Derivative of matrix-valued function $W \mapsto W W^T$

121 Views Asked by At

What is the derivative of matrix-valued function $W \mapsto W W^T$? I have checked the entire Internet and can't find a concrete answer.

Assuming that the matrix is orthogonal factor loaded,

$$ \dfrac{\partial \pmb{WW}^T}{\partial \pmb{W}} =2\pmb{W}??? $$

2

There are 2 best solutions below

0
On

We have the mapping $f: \mathbb R^{n \times n} \to \mathbb R^{n \times n}$ given by

$$f(W)=WW^T,$$

Let $|| \cdot||$ be any norm on $\mathbb R^{n \times n}$ (all norms on $\mathbb R^{n \times n}$ are equvalent !).

Let $W_0 \in \mathbb R^{n \times n}.$ $f$ is differentiable in $W_0$ if there is a linear mapping $L: \mathbb R^{n \times n} \to \mathbb R^{n \times n}$ (depending on $W_0$) such that

$$(*) \quad \frac{f(W_0+H)-f(W_0)-L(H)}{||H||} \to 0$$

as $H \to 0.$ In this case $L$ is uniquely determined and is called the derivative of $f$ at $W_0$. In symbols: $f'(W_0)=L.$

Now define $L$ by $L(V):=W_0V^T+VW_0^T$ and confirm that $(*)$ holds.

Hence $f'(W_0)=L.$

0
On

$ \def\a{{\cal E}}\def\b{{\cal F}} \def\g{{\cal G}}\def\d{{\delta}} \def\B{\Big}\def\L{\left}\def\R{\right} \def\LR#1{\L(#1\R)} \def\BR#1{\B(#1\B)} \def\trace#1{\operatorname{Tr}\LR{#1}} \def\qiq{\quad\iff\quad} \def\p{\partial} \def\grad#1#2{\frac{\p #1}{\p #2}} \def\vecc#1{\operatorname{vec}\LR{#1}} \def\c#1{\color{red}{#1}} $Define the fourth-order isotropic tensors $\{\a,\g\}$ in terms of Kronecker deltas $\{\d\}$ $$\eqalign{ \d_{jk}\d_{\ell m} = \a_{j\ell km} = \g_{j\ell mk}\\ }$$ Then calculate the differential and gradient of your matrix-valued function $$\eqalign{ F &= WW^T \\ dF &= dW\,W^T + W\,dW^T \\ &= \a\,W:dW + W\a:dW^T \\ &= \BR{\a\,W + \LR{W\a}:\g}:dW \\ \grad{F}{W} &= {\a\,W + \LR{W\a}:\g} \\ }$$ As you can see, the gradient is a fourth-order tensor, which is awkward.

Another way to proceed is to note that the matrix self-gradient is given by $$\eqalign{ \grad{W}{W_{k\ell}} = E_{k\ell} \qquad \grad{W_{ij}}{W_{k\ell}} = \a_{ijk\ell} \\ }$$ where $E_{k\ell}$ is the single-entry matrix, all of whose elements equal zero except for the $(k,\ell)$ element, which equals one.
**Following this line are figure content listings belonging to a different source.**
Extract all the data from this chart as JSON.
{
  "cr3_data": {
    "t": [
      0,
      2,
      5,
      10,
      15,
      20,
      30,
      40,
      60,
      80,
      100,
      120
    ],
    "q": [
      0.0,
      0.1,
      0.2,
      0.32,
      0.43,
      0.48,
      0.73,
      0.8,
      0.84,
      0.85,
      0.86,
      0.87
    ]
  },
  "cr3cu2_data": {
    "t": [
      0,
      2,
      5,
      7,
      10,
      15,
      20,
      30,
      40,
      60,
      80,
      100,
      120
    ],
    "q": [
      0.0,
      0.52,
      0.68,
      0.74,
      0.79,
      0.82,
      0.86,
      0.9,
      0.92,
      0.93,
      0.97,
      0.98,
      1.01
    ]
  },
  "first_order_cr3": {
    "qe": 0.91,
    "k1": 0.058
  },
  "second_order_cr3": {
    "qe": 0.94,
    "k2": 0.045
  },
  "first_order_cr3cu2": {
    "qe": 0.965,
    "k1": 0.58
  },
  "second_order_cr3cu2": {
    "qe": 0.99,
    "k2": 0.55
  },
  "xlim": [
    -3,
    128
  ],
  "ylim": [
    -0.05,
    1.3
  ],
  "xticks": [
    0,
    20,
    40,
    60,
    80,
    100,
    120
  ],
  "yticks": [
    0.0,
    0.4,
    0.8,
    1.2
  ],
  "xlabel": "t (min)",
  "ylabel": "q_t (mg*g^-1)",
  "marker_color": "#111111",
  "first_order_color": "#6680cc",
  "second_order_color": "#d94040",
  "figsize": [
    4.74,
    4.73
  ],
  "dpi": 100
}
Then direct element-wise differentiation yields $$\eqalign{ F &= WW^T \\ \grad{F}{W_{k\ell}} &= \LR{E_{k\ell}}W^T + W\LR{E_{k\ell}}^T\\ }$$ Or you could opt for pure index notation (and Einstein summation convention) $$\eqalign{ F_{ij} &= W_{ip}W_{jp} \\ \grad{F_{ij}}{W_{k\ell}} &= {\a_{ipk\ell}W_{jp} + W_{ip}\a_{jpk\ell}} \\ &= \d_{ik}W_{j\ell} + W_{i\ell}\d_{jk} \\ }$$ Another common approach is to vectorize the matrix equation $$\eqalign{ dF &= dW\,W^T + W\,dW^T \\ \vecc{dF} &= \LR{W\otimes I}\vecc{dW} + \LR{I\otimes W}\vecc{dW^T} \\ &= \BR{\LR{W\otimes I} + \LR{I\otimes W}K}\,\vecc{dW} \\ \grad{\vecc{F}}{\vecc{W}} &= {\LR{W\otimes I} + \LR{I\otimes W}K} \\ }$$ where $K$ is the Commutation Matrix associated with Kronecker products.